If the voltage across the coil becomes greater than the voltage rating of the MOV, the resistance of the MOV suddenly changes to a very low value, generally in the range of 2 to 3 ohms. This effectively short-circuits the coil and prevents the voltage from becoming any higher than the voltage rating of the MOV. Metal oxide varistors change resistance value very quickly generally in the range of 3 to 10 nanoseconds. When the circuit voltage drops below the MOV’s voltage rating, it will return to its high resistance value. The MOV dissipates the energy of the voltage spike as heat. Diodes are used to suppress the voltage spikes produced by coils that operate on direct current.

The diode is connected reverse bias to the voltage connected to the coil. During normal operation, the diode blocks the flow of current, permitting all the circuit current to flow through the coil.
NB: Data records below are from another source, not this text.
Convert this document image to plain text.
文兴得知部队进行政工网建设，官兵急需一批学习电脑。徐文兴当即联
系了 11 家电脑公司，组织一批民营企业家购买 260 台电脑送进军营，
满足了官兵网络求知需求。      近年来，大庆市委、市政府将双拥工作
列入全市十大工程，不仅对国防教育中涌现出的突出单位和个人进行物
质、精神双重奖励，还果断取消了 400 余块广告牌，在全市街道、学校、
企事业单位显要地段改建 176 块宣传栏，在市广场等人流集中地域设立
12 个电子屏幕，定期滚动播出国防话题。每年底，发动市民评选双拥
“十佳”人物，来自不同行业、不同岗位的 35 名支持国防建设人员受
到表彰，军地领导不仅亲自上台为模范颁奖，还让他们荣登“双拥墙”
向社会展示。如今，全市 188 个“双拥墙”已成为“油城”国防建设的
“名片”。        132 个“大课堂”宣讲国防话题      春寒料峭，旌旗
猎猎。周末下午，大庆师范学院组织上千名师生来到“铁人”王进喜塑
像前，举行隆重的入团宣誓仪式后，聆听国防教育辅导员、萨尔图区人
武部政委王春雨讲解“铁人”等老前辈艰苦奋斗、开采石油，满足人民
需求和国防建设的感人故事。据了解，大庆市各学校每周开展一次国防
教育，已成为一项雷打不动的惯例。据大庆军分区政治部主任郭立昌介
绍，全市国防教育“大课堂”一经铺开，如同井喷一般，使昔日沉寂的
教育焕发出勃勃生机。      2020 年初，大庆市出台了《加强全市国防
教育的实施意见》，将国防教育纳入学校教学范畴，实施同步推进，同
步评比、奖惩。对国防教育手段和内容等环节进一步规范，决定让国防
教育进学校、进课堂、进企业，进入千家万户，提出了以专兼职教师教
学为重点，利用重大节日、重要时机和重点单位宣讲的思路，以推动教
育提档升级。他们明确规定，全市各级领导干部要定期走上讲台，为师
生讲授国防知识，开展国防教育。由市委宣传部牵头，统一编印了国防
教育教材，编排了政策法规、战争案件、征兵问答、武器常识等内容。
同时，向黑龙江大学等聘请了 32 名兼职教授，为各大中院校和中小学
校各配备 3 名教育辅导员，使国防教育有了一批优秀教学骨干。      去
When the power is disconnected, the magnetic field around the coil collapses and induces a voltage into the coil. Because the induced voltage is opposite in polarity to the applied voltage, (Lenz’s Law), the induced voltage causes the diode to become forward biased. A silicon diode exhibits a forward voltage drop of approximately 0.7 volt. This limits the induced voltage to a value of about 0.7 volt. The energy of the voltage spike is dissipated as heat by the diode.

Safety

Probably the most important function of any control system is to provide protection for the operator and
persons that may be in the vicinity of the machine. Protection varies from one type of machine to another depending on the specific function of the machine. Many machines are provided with both mechanical and electrical safeguards.